Your plane starts to taxi away from the gate and the open air vents above your seat start blowing out cool air. As you sit back and head up into the sky, do you wonder -- is that recycled air blowing germs down on me? If so, you're not alone.

"I definitely think that airplane air can make me feel sick. I often get a cold after I fly," one woman traveler told "20/20."

"When I get off of the flights I'm normally congested and I have to use my inhalers. And I don't believe airplane air is conditioned the way it should be," a man told us.

But experts say: Don't blame the air up there.
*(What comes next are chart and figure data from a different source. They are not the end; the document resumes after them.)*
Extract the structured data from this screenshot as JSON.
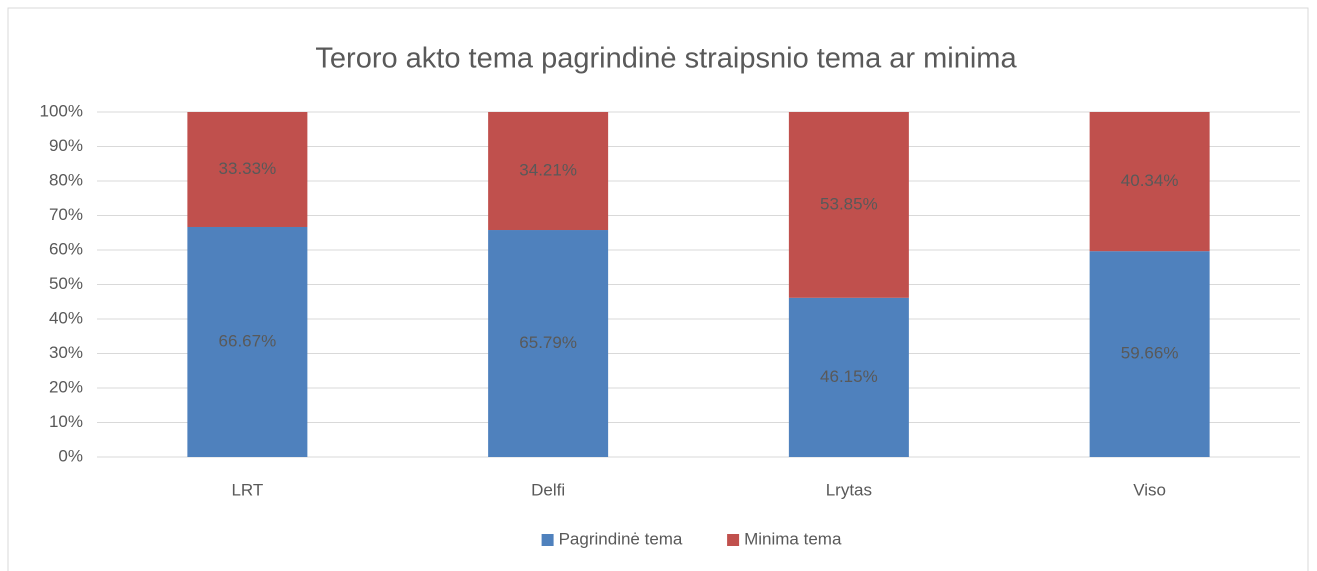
{
  "chart_data": {
    "type": "stacked_bar",
    "title": "Teroro akto tema pagrindinė straipsnio tema ar minima",
    "categories": [
      "LRT",
      "Delfi",
      "Lrytas",
      "Viso"
    ],
    "series": [
      {
        "name": "Pagrindinė tema",
        "color": "#4f81bd",
        "values": [
          66.67,
          65.79,
          46.15,
          59.66
        ],
        "value_labels": [
          "66.67%",
          "65.79%",
          "46.15%",
          "59.66%"
        ]
      },
      {
        "name": "Minima tema",
        "color": "#c0504d",
        "values": [
          33.33,
          34.21,
          53.85,
          40.34
        ],
        "value_labels": [
          "33.33%",
          "34.21%",
          "53.85%",
          "40.34%"
        ]
      }
    ],
    "ylim": [
      0,
      100
    ],
    "yticks": [
      {
        "value": 0,
        "label": "0%"
      },
      {
        "value": 10,
        "label": "10%"
      },
      {
        "value": 20,
        "label": "20%"
      },
      {
        "value": 30,
        "label": "30%"
      },
      {
        "value": 40,
        "label": "40%"
      },
      {
        "value": 50,
        "label": "50%"
      },
      {
        "value": 60,
        "label": "60%"
      },
      {
        "value": 70,
        "label": "70%"
      },
      {
        "value": 80,
        "label": "80%"
      },
      {
        "value": 90,
        "label": "90%"
      },
      {
        "value": 100,
        "label": "100%"
      }
    ],
    "grid": true,
    "legend": "bottom"
  }
}
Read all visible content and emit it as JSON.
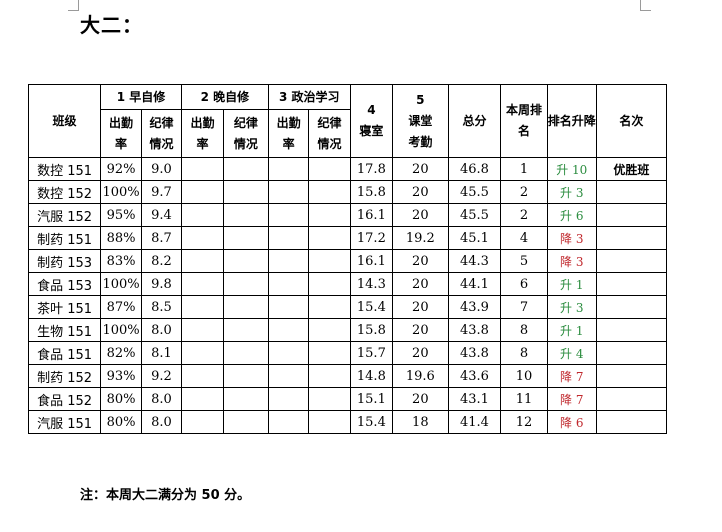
{
  "heading": "大二：",
  "table": {
    "col_class": "班级",
    "group_morning": "1 早自修",
    "group_evening": "2 晚自修",
    "group_politics": "3 政治学习",
    "col_dorm": "4\n寝室",
    "col_classroom": "5\n课堂\n考勤",
    "col_total": "总分",
    "col_rank": "本周排\n名",
    "col_change": "排名升降",
    "col_honor": "名次",
    "sub_attendance": "出勤\n率",
    "sub_discipline": "纪律\n情况",
    "rows": [
      {
        "cls": "数控 151",
        "att": "92%",
        "disc": "9.0",
        "dorm": "17.8",
        "classroom": "20",
        "total": "46.8",
        "rank": "1",
        "change": "升 10",
        "dir": "up",
        "honor": "优胜班"
      },
      {
        "cls": "数控 152",
        "att": "100%",
        "disc": "9.7",
        "dorm": "15.8",
        "classroom": "20",
        "total": "45.5",
        "rank": "2",
        "change": "升 3",
        "dir": "up",
        "honor": ""
      },
      {
        "cls": "汽服 152",
        "att": "95%",
        "disc": "9.4",
        "dorm": "16.1",
        "classroom": "20",
        "total": "45.5",
        "rank": "2",
        "change": "升 6",
        "dir": "up",
        "honor": ""
      },
      {
        "cls": "制药 151",
        "att": "88%",
        "disc": "8.7",
        "dorm": "17.2",
        "classroom": "19.2",
        "total": "45.1",
        "rank": "4",
        "change": "降 3",
        "dir": "down",
        "honor": ""
      },
      {
        "cls": "制药 153",
        "att": "83%",
        "disc": "8.2",
        "dorm": "16.1",
        "classroom": "20",
        "total": "44.3",
        "rank": "5",
        "change": "降 3",
        "dir": "down",
        "honor": ""
      },
      {
        "cls": "食品 153",
        "att": "100%",
        "disc": "9.8",
        "dorm": "14.3",
        "classroom": "20",
        "total": "44.1",
        "rank": "6",
        "change": "升 1",
        "dir": "up",
        "honor": ""
      },
      {
        "cls": "茶叶 151",
        "att": "87%",
        "disc": "8.5",
        "dorm": "15.4",
        "classroom": "20",
        "total": "43.9",
        "rank": "7",
        "change": "升 3",
        "dir": "up",
        "honor": ""
      },
      {
        "cls": "生物 151",
        "att": "100%",
        "disc": "8.0",
        "dorm": "15.8",
        "classroom": "20",
        "total": "43.8",
        "rank": "8",
        "change": "升 1",
        "dir": "up",
        "honor": ""
      },
      {
        "cls": "食品 151",
        "att": "82%",
        "disc": "8.1",
        "dorm": "15.7",
        "classroom": "20",
        "total": "43.8",
        "rank": "8",
        "change": "升 4",
        "dir": "up",
        "honor": ""
      },
      {
        "cls": "制药 152",
        "att": "93%",
        "disc": "9.2",
        "dorm": "14.8",
        "classroom": "19.6",
        "total": "43.6",
        "rank": "10",
        "change": "降 7",
        "dir": "down",
        "honor": ""
      },
      {
        "cls": "食品 152",
        "att": "80%",
        "disc": "8.0",
        "dorm": "15.1",
        "classroom": "20",
        "total": "43.1",
        "rank": "11",
        "change": "降 7",
        "dir": "down",
        "honor": ""
      },
      {
        "cls": "汽服 151",
        "att": "80%",
        "disc": "8.0",
        "dorm": "15.4",
        "classroom": "18",
        "total": "41.4",
        "rank": "12",
        "change": "降 6",
        "dir": "down",
        "honor": ""
      }
    ]
  },
  "note": "注：本周大二满分为 50 分。",
  "colors": {
    "up": "#2a8c3e",
    "down": "#c0282d"
  }
}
"The air is in fact quite healthy, because of the excellent cabin air filters," said Joe Lundquist, an air filtration expert with Pall Corp. He says state-of-the-art HEPA air filters can capture up to 99.9% of small bacteria and viruses -- even SARS and bird flu virus.

"We've gone through great studies to prove that they effectively remove the bacteria and viruses that people are so concerned about," he said.

Today, HEPA filters are found on most commercial airplanes -- where they re-circulate the air every three to five minutes. A 2002 medical study found that passengers flying in planes with re-circulated air had no more colds than people on planes ventilated with fresh air. So, how did you catch that cold on the plane?

Being on a plane packed with people coughing or sneezing near you is the reason you catch colds. In fact, that air blowing on you from the nozzles above may even help keep you safe from some of those germs being coughed up all around you.